CSE 590SS Project 1

Computer Vision (CSE 490CV/EE 400B), Winter 2002

Project 2: Single View Modeling

Assigned: Wednesday, Feb 27, 2002
Due: Tuesday, Mar 12, 2002 (by 11:59pm)

In this assignment you and your partner will create 3D texture-mapped models from a single image using the single view modeling method discussed in class. You may find the following resources useful:

Class lecture notes on projective geometry and single view modeling.
Original paper "Single View Metrology," by Criminisi, Reid, and Zisserman, ICCV 99.

Note that all of the above describe slightly different methods that you can use to compute the same information. Choose the one that you find the most natural and useful.
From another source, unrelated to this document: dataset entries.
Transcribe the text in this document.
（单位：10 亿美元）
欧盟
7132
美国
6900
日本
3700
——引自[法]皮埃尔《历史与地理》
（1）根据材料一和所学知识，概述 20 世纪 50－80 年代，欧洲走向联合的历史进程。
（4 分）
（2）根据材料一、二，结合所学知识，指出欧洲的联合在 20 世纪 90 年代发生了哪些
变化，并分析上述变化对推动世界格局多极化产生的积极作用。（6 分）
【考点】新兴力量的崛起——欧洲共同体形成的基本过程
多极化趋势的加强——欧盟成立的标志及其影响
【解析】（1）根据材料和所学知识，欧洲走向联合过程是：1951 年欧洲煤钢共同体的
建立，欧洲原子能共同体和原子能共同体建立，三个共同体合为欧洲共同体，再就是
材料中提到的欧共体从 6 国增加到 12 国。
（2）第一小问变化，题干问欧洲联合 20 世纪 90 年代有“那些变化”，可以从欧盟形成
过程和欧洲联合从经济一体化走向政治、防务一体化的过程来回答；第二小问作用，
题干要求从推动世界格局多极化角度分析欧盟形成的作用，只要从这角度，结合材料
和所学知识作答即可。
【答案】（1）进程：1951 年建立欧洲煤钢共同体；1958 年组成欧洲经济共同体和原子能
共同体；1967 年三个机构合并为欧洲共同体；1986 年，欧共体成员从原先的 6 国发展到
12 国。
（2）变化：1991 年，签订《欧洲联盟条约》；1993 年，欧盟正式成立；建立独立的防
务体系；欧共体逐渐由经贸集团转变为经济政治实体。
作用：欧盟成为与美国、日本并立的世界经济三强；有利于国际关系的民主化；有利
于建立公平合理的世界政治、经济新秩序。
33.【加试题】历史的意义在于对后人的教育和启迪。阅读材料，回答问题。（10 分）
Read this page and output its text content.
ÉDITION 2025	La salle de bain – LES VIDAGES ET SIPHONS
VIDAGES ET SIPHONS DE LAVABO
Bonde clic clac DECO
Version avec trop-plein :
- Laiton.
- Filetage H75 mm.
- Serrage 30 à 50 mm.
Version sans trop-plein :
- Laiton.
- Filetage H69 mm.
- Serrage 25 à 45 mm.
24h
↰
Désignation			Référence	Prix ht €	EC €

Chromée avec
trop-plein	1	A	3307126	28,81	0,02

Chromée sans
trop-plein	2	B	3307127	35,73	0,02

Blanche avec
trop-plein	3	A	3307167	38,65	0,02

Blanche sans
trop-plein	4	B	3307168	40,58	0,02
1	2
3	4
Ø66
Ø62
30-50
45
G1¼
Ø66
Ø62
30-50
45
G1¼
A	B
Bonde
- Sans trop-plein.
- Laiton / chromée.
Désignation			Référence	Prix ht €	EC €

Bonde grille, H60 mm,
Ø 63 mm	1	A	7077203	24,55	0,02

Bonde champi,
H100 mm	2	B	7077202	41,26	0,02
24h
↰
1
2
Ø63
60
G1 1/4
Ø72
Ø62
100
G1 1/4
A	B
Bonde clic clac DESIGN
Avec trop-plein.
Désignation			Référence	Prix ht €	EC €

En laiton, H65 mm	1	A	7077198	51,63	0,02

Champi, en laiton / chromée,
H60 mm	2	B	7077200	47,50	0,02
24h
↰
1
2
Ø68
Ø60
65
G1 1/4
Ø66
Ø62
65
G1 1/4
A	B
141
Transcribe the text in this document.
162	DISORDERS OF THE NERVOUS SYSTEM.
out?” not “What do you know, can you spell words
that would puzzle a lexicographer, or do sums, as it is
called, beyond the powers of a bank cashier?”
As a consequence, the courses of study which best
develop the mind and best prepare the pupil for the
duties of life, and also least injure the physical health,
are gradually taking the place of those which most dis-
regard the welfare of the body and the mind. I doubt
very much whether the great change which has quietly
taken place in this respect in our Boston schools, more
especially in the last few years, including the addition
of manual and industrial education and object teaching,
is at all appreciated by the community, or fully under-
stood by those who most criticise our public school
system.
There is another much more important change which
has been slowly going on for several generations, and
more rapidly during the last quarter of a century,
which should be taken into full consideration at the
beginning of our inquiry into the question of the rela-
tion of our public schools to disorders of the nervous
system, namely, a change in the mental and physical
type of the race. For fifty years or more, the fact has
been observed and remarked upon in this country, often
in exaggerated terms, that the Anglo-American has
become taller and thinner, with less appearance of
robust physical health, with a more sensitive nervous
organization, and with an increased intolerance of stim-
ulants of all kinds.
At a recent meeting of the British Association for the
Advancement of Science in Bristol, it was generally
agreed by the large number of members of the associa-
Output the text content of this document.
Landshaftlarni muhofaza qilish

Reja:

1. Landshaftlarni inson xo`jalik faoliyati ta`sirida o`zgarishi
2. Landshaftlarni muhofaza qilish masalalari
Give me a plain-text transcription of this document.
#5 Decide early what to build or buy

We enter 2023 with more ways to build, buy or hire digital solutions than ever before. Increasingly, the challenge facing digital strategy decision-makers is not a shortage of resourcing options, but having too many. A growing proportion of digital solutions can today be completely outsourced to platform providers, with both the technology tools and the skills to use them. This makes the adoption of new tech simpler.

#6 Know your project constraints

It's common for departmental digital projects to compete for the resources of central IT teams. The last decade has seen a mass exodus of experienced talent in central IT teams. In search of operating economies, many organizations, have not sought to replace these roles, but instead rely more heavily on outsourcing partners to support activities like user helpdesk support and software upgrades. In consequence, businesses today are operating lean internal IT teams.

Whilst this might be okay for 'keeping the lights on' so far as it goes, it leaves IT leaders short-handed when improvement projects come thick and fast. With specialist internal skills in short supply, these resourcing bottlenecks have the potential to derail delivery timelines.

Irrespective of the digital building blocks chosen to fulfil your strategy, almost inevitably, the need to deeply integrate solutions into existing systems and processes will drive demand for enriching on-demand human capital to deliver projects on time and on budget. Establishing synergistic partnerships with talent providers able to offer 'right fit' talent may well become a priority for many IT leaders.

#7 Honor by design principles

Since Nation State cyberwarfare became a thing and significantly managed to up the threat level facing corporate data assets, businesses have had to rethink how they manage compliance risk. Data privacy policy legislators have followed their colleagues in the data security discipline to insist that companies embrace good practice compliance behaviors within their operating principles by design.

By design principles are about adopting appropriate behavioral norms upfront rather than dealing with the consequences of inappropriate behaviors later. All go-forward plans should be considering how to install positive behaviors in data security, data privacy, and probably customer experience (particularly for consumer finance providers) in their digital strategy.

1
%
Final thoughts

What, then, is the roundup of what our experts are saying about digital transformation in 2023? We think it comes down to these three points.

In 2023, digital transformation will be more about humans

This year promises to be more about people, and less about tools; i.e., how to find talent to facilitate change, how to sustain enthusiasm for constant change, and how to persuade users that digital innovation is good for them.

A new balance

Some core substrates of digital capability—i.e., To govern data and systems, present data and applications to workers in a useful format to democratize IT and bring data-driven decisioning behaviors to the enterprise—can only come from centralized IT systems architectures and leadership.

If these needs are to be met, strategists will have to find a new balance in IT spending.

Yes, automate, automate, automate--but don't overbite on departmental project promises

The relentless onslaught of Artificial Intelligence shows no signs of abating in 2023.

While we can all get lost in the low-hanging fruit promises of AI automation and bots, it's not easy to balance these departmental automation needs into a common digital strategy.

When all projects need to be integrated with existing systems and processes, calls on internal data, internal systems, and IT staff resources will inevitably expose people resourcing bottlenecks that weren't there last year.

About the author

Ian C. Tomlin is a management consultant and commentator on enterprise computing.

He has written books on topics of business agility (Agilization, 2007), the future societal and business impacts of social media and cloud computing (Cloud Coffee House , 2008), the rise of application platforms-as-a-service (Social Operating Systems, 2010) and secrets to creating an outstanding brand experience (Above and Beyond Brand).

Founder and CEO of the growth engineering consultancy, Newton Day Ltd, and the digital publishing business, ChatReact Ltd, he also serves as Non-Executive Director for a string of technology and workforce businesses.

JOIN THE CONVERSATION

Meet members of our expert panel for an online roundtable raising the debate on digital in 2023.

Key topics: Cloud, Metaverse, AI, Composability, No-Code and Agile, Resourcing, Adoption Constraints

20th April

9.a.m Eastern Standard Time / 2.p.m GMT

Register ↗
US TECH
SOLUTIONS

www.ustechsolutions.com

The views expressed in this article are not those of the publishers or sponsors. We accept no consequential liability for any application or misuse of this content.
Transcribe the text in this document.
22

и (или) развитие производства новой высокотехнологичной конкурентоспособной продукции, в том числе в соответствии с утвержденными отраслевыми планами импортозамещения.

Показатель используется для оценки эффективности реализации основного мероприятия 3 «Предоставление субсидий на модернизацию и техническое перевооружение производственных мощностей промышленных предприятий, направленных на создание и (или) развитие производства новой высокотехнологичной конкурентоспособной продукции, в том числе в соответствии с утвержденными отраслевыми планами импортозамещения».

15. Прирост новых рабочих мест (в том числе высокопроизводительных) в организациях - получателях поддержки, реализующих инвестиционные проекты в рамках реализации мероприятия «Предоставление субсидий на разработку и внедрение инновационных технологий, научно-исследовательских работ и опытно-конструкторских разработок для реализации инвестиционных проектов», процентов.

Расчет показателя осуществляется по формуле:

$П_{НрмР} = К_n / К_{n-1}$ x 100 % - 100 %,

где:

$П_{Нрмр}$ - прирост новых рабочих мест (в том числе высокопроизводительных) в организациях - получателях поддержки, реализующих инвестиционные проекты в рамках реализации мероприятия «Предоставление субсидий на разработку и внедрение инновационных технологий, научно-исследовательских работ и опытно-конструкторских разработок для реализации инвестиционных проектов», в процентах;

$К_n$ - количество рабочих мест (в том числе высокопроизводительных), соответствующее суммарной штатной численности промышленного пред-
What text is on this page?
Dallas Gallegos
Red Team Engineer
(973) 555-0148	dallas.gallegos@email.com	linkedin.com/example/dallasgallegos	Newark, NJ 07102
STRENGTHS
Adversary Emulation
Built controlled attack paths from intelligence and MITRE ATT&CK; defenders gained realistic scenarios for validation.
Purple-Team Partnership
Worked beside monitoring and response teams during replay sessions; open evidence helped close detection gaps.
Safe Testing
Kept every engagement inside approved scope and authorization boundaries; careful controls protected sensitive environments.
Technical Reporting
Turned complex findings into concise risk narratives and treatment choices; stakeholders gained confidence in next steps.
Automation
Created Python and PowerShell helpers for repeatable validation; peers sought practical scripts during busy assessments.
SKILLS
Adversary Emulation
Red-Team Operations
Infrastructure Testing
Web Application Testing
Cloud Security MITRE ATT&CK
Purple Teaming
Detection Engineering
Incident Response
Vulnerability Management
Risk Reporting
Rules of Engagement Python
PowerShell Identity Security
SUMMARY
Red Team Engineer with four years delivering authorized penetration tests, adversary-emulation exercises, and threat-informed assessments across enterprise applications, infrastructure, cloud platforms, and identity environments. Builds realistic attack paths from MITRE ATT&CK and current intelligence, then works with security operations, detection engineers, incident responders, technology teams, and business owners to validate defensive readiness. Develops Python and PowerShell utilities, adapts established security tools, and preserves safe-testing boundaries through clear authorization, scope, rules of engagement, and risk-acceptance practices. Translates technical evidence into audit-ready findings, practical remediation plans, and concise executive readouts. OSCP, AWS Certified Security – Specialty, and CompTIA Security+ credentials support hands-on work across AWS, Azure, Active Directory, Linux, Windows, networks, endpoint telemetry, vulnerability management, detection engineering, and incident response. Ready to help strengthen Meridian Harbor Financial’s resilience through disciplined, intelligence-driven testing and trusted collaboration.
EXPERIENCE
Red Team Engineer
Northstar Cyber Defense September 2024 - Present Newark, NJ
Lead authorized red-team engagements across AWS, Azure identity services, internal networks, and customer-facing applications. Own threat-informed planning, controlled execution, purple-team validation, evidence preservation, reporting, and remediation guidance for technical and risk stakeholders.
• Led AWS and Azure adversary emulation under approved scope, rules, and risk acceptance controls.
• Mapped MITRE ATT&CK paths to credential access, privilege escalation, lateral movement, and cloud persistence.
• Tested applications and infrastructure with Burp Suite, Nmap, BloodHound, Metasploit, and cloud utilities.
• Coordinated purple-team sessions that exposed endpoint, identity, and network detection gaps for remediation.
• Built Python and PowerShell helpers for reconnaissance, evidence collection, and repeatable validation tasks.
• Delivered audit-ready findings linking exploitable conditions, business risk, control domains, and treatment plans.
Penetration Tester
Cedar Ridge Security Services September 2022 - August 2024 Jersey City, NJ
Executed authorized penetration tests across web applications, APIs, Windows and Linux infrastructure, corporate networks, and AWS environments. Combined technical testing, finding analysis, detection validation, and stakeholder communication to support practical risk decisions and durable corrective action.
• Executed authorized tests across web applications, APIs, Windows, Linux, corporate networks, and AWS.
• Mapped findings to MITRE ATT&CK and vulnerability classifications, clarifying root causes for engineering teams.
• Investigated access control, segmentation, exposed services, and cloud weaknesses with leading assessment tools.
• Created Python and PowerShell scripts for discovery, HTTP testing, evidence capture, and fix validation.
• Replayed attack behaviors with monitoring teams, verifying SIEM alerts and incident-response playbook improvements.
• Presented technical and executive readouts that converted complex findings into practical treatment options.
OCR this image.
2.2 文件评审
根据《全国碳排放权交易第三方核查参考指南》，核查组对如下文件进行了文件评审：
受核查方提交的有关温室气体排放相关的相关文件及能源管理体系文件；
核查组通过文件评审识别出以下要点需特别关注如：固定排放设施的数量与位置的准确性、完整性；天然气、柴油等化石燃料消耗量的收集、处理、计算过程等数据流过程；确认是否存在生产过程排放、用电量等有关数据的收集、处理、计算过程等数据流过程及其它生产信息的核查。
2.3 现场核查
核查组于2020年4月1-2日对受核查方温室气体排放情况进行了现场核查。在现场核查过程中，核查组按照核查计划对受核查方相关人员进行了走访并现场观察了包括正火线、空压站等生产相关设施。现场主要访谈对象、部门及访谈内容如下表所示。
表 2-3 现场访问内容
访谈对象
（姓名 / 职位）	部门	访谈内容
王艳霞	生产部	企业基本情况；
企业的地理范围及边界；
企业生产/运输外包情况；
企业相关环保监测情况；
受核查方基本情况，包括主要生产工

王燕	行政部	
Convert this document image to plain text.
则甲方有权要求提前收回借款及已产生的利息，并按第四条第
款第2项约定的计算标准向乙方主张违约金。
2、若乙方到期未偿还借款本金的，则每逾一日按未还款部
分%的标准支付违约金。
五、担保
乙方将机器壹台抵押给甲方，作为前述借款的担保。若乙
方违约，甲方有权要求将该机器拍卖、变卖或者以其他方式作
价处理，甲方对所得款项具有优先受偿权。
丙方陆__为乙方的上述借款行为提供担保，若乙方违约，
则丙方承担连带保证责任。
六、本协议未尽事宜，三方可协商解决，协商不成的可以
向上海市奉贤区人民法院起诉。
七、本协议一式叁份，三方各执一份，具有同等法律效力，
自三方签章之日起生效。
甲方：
The steps of the project are:

Image acquisition
Calculate vanishing points
Choose reference points
Compute textures and 3-D positions and create a VRML model
Submit results

Image Acquisition

For this assignment you should take high resolution (preferably at least 800x800) images or scans of at least two different scenes. One of your images should be a sketch or painting. For instance, a photo of a Greek temple and a painting of Leonardo da Vinci's "The Last Supper" might be interesting choices. (We don't want everyone in the class to do these objects, however.) Note also that the object you digitize need not be monumental, or be a building exterior. An office interior or desk is also a possibility. At the other extreme, aerial photographs of a section of a city could also be good source material (you might have more occlusion in this case, necessitating some manual fabrication of textures for occluded surfaces). Be sure to choose images that accurately model perspective projection without radial distortions. You'll want to choose images that are complex enough to create an interesting model with at least ten textured polygons, yet not so complex that the resulting model is hard to digitize or approximate.

Calculating Vanishing Points

Choose a scene coordinate frame by defining lines in the scene that are parallel to the X, Y, and Z axis. For each axis, specify more than two lines parallel to that axis. The intersection of these lines in the image defines the corresponding vanishing point. A vanishing point may be "at infinity". Since the accuracy of your model depends on the precision of the vanishing points, implement a robust technique for computing vanishing points that uses more than two lines. Here is a write-up for a recommended method that extends the cross-product method discussed in class to return the best intersection point of 3 or more lines in a least squared sense, and helper code for solving symmetric matrix equations.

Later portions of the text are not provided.